A John Brown Sharps Carbine: NRA National Firearms Museum Featured Gun

John Brown's small band of abolitionists were very well-prepared for their October 1859 raid on the National Armory at Harpers Ferry. Two hundred breechloading Sharps carbines, revolvers, and pikes were shipped to Brown in Kansas, and many of these arms had been secretly moved to staging points, including the Kennedy farm near Harpers Ferry. John Brown's attempt to seize control of the thousands of muskets and rifles stored at Harpers Ferry failed, and he and his followers were forced to fortify themselves in a small armory building near the railroad.

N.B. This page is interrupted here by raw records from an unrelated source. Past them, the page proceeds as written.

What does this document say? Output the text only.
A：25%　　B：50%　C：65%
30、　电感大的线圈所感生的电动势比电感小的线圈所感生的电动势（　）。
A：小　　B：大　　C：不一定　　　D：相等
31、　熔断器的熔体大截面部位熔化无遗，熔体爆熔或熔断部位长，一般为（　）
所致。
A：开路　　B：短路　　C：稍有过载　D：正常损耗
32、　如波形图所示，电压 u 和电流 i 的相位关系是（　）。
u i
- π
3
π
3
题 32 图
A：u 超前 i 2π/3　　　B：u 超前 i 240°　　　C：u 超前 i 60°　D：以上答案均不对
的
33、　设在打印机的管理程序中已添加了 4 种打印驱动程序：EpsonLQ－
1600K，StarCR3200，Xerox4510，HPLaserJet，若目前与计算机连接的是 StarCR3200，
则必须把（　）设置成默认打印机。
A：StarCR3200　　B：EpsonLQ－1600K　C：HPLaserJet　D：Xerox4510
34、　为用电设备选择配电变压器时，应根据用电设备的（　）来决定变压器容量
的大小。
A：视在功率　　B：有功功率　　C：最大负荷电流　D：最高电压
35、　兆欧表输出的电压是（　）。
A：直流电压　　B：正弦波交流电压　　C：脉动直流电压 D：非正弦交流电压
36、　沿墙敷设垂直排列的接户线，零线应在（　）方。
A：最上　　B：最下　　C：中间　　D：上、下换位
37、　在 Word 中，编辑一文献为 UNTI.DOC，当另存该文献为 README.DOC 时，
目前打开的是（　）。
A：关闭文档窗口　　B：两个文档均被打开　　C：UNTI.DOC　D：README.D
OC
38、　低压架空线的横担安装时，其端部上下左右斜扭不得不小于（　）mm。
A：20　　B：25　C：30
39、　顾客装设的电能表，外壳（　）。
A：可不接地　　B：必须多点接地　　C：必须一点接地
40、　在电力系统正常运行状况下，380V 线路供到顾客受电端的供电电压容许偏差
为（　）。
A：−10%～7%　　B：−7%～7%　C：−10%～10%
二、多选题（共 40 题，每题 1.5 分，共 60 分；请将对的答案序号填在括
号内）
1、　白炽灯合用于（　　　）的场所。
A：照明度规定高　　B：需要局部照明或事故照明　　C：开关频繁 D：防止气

In the aftermath of the storming of Brown's position by U.S. Marines, some lucky bystanders acquired .52 caliber Sharps carbines like this example, engraved with the name of a Philadelphia traveler stranded in town when the abolitionists disrupted travel on the B&O railroad. Other Sharps carbines, picked up by civil and military authorities, were later issued to Northern cavalry units during the Civil War years. Some of these carbines even found their way far west and were issued to military forces in California.

The National Firearms Museum's Civil War gallery includes a recreation of the small armory building at Harpers Ferry, later dubbed "John Brown's Fort," where John Brown and his band of abolitionists took refuge. Nearby in an exhibit case filled with a variety of Union carbines rests another John Brown Sharps carbine that was also part of this historical incident.